Renunciemos a esa excepcionalidad hecha regla cuyo nombre no es otro que el de corrupción. No aceptemos medios corruptos de unos para acabar con la corrupción de los otros. No conseguiremos nada sino contribuir en último término a la completa destrucción de la nación a través del ciudadoso cuidado de unos cimientos podridos que son del todo insalvables. Construyamos sin embargo nuevos cimientos en los que las voces de los fascistas periféricos, los criminales y los corruptos encuentren efectiva sordina.
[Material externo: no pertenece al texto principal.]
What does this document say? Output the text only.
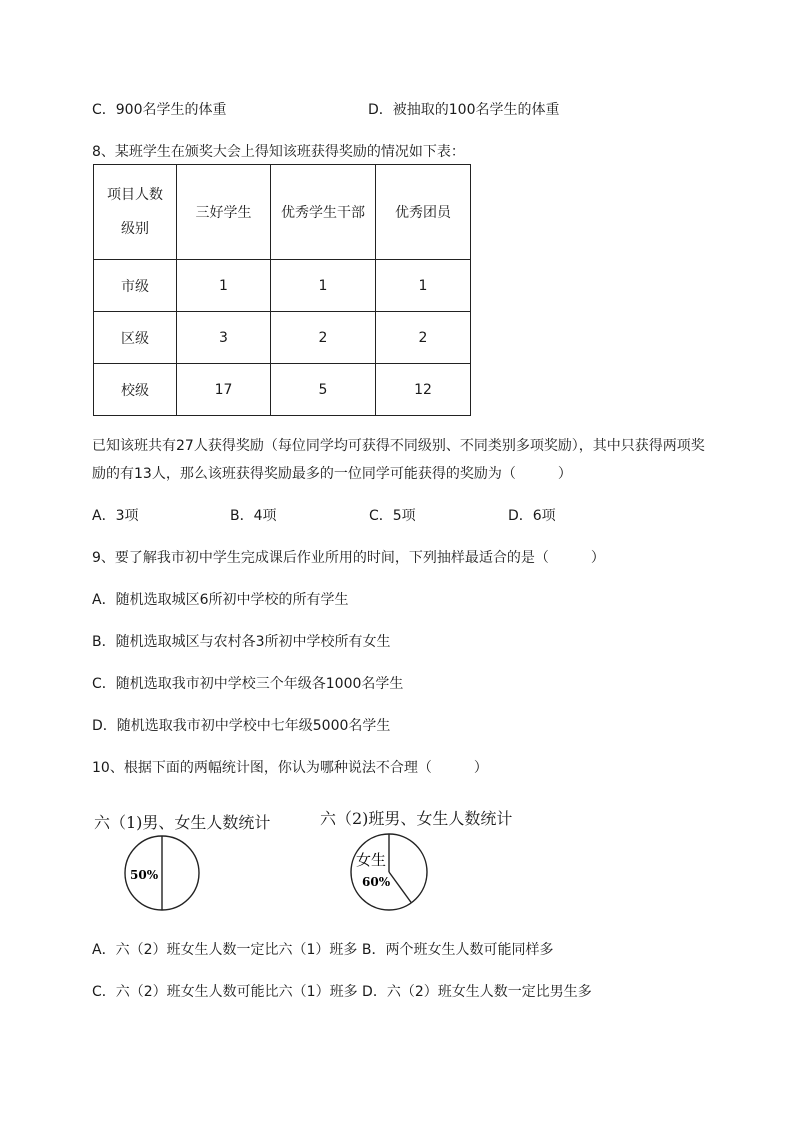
C．900名学生的体重	D．被抽取的100名学生的体重
8、某班学生在颁奖大会上得知该班获得奖励的情况如下表：
项目人数
级别	三好学生	优秀学生干部	优秀团员
市级	1	1	1
区级	3	2	2
校级	17	5	12
已知该班共有27人获得奖励（每位同学均可获得不同级别、不同类别多项奖励），其中只获得两项奖
励的有13人，那么该班获得奖励最多的一位同学可能获得的奖励为（　　　）
A．3项	B．4项	C．5项	D．6项
9、要了解我市初中学生完成课后作业所用的时间，下列抽样最适合的是（　　　）
A．随机选取城区6所初中学校的所有学生
B．随机选取城区与农村各3所初中学校所有女生
C．随机选取我市初中学校三个年级各1000名学生
D．随机选取我市初中学校中七年级5000名学生
10、根据下面的两幅统计图，你认为哪种说法不合理（　　　）
六（1)男、女生人数统计
50%
六（2)班男、女生人数统计
女生
60%
A．六（2）班女生人数一定比六（1）班多 B．两个班女生人数可能同样多
C．六（2）班女生人数可能比六（1）班多 D．六（2）班女生人数一定比男生多
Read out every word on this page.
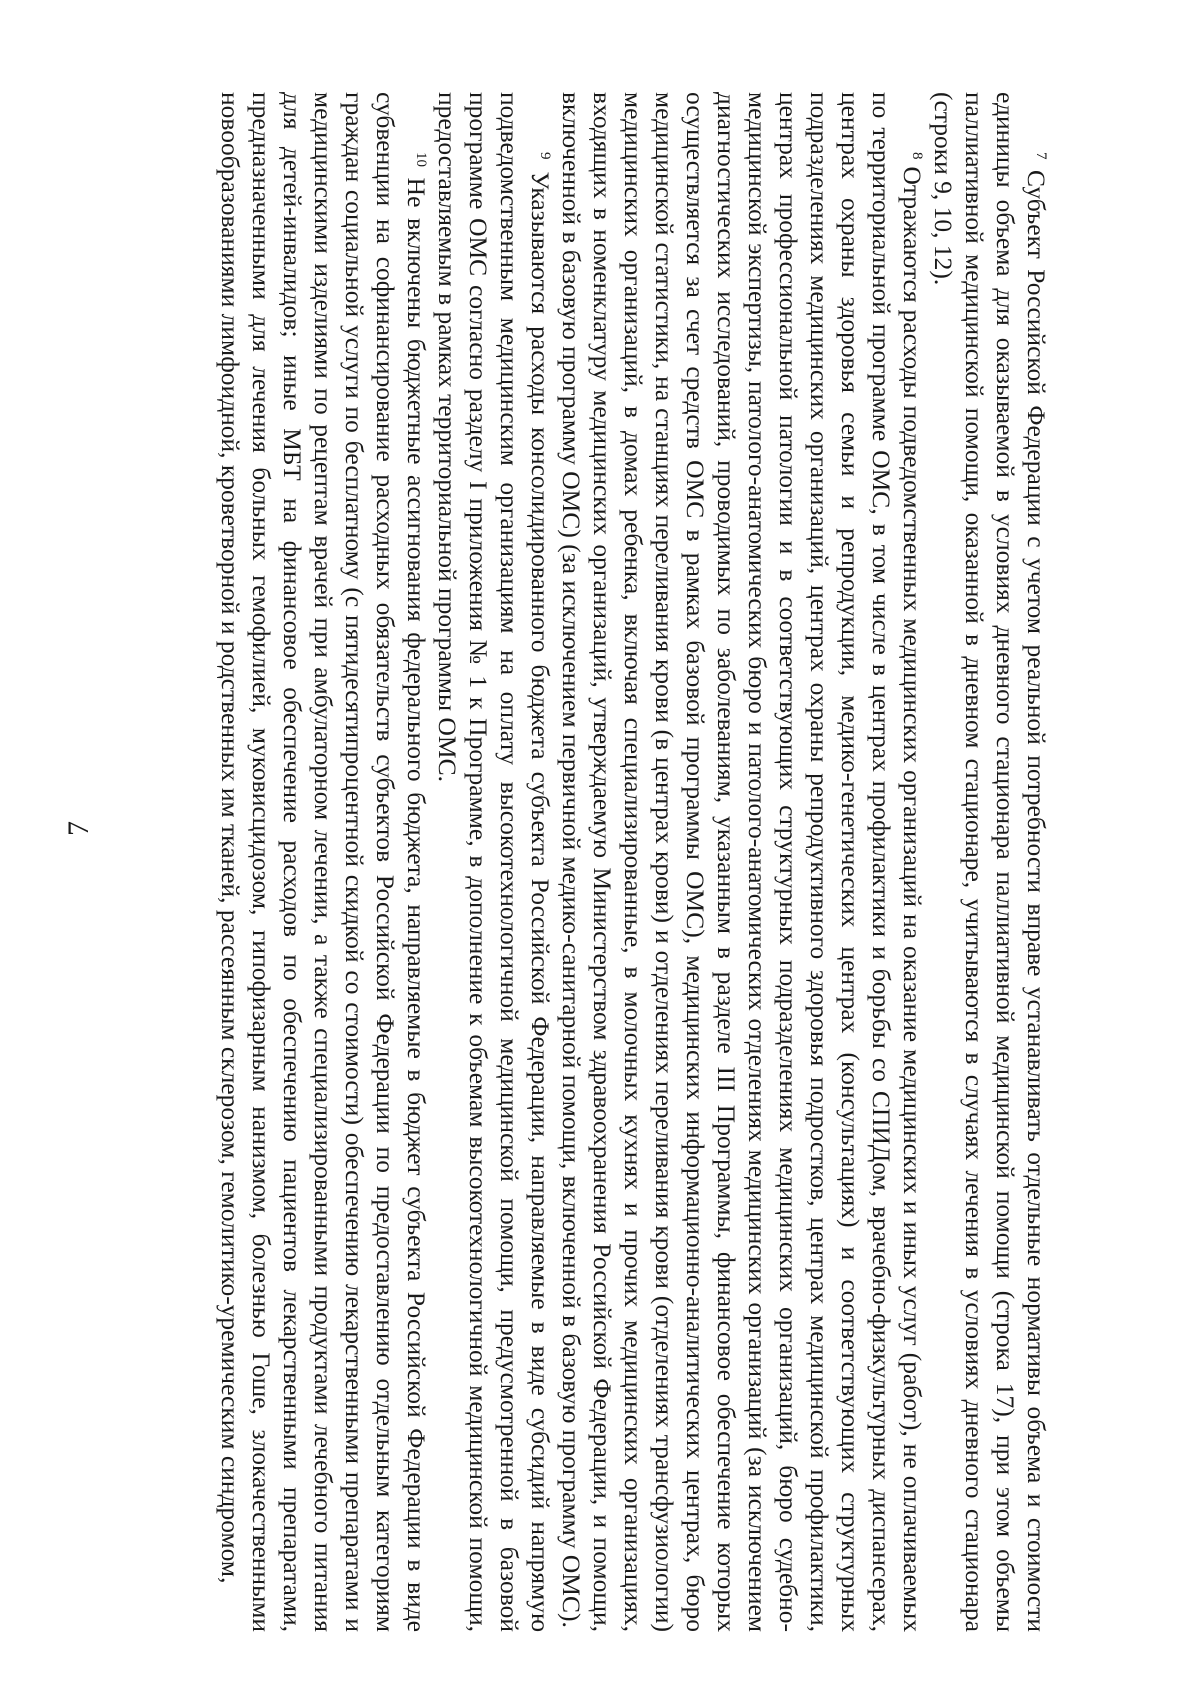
7

$^7$ Субъект Российской Федерации с учетом реальной потребности вправе устанавливать отдельные нормативы объема и стоимости единицы объема для оказываемой в условиях дневного стационара паллиативной медицинской помощи (строка 17), при этом объемы паллиативной медицинской помощи, оказанной в дневном стационаре, учитываются в случаях лечения в условиях дневного стационара (строки 9, 10, 12).

$^8$ Отражаются расходы подведомственных медицинских организаций на оказание медицинских и иных услуг (работ), не оплачиваемых по территориальной программе ОМС, в том числе в центрах профилактики и борьбы со СПИДом, врачебно-физкультурных диспансерах, центрах охраны здоровья семьи и репродукции, медико-генетических центрах (консультациях) и соответствующих структурных подразделениях медицинских организаций, центрах охраны репродуктивного здоровья подростков, центрах медицинской профилактики, центрах профессиональной патологии и в соответствующих структурных подразделениях медицинских организаций, бюро судебно-медицинской экспертизы, патолого-анатомических бюро и патолого-анатомических отделениях медицинских организаций (за исключением диагностических исследований, проводимых по заболеваниям, указанным в разделе III Программы, финансовое обеспечение которых осуществляется за счет средств ОМС в рамках базовой программы ОМС), медицинских информационно-аналитических центрах, бюро медицинской статистики, на станциях переливания крови (в центрах крови) и отделениях переливания крови (отделениях трансфузиологии) медицинских организаций, в домах ребенка, включая специализированные, в молочных кухнях и прочих медицинских организациях, входящих в номенклатуру медицинских организаций, утверждаемую Министерством здравоохранения Российской Федерации, и помощи, включенной в базовую программу ОМС) (за исключением первичной медико-санитарной помощи, включенной в базовую программу ОМС).

$^9$ Указываются расходы консолидированного бюджета субъекта Российской Федерации, направляемые в виде субсидий напрямую подведомственным медицинским организациям на оплату высокотехнологичной медицинской помощи, предусмотренной в базовой программе ОМС согласно разделу I приложения № 1 к Программе, в дополнение к объемам высокотехнологичной медицинской помощи, предоставляемым в рамках территориальной программы ОМС.

$^{10}$ Не включены бюджетные ассигнования федерального бюджета, направляемые в бюджет субъекта Российской Федерации в виде субвенции на софинансирование расходных обязательств субъектов Российской Федерации по предоставлению отдельным категориям граждан социальной услуги по бесплатному (с пятидесятипроцентной скидкой со стоимости) обеспечению лекарственными препаратами и медицинскими изделиями по рецептам врачей при амбулаторном лечении, а также специализированными продуктами лечебного питания для детей-инвалидов; иные МБТ на финансовое обеспечение расходов по обеспечению пациентов лекарственными препаратами, предназначенными для лечения больных гемофилией, муковисцидозом, гипофизарным нанизмом, болезнью Гоше, злокачественными новообразованиями лимфоидной, кроветворной и родственных им тканей, рассеянным склерозом, гемолитико-уремическим синдромом,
Avancemos, en definitiva, a esa más equitativa forma de gobierno conocida por democracia, ese régimen bajo el cual un político no podrá ser magistrado de un tribunal sin ser llamado fatuo y en cuyo seno la traición de un dirigente político y su camarilla encontrará censura de una asamblea de hombres libres. No os conforméis con la excepción, seamos la regla. “Hermanos, ¿hay necesidad de exponer las razones?”.
“¿Qué me importa, al fin y al cabo, la existencia de una autoridad que vele en todo momento porque mis placeres sean tranquilos, que vaya por delante de mis pasos apartando los peligros sin que yo tenga ni que pensar en ellos, si esta autoridad, al mismo tiempo que me evita hasta las menores espinas en mi camino, es dueña absoluta de mi libertad y de mi vida, si monopoliza el movimiento y la existencia hasta el punto de que todo languidezca a su alrededor cuando ella languidece, que todo duerma cuando ella duerme, que todo perezca cuando ella muere?” Alexis de Tocqueville dixit.